Obviamente, concordo com o que escreve João Miguel Tavares no Público de hoje, dia 9, e que transcrevo:
“Embora eu aprecie gestos de contenção e exemplos de modéstia, convém não cair no ridículo. A democracia tem custos. Se os portugueses concluírem que Marcelo viajou demais e andou a ir demasiado à bola, logo tratarão de ajustar contas em 2021. Para já, mais vale cortar na demagogia do que no combustível. O país está meio falido, mas, que se saiba, ainda não é uma mercearia.”
E dizer que não se prevê nova utilização do Falcon por Marcelo até ao final do ano – até porque o Presidente estará presente, no próximo domingo, dia 10, em Paris, para assistir à final do Euro 2016 e que a deslocação será feita em voo comercial – torna-se arriscado ou de nulo efeito.

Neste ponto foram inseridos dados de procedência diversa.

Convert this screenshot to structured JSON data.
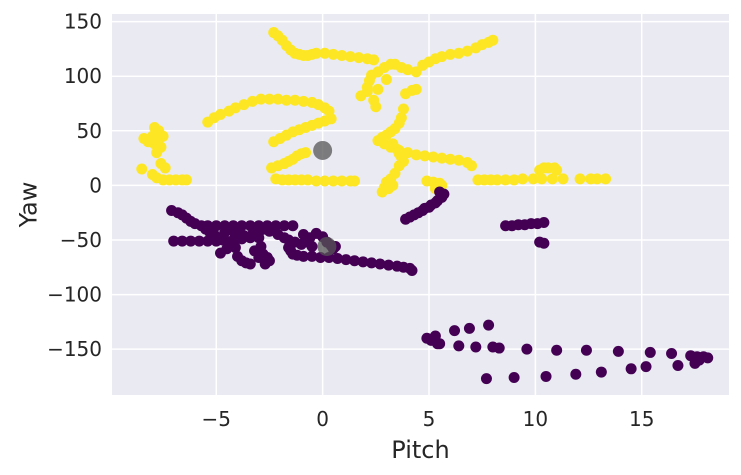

A FA tem disponíveis três aparelhos daqueles para a Presidência e para o Governo. Quem garante que tal não será justificável ou necessário uma que outra vez? Terá Marcelo o direito de não querer utilizar esta prerrogativa apenas para parecer pobre? Irá pagar do seu bolso? Não, não creio nem quero tal miserabilismo público. Franciscanismo sim, mas nem tanto!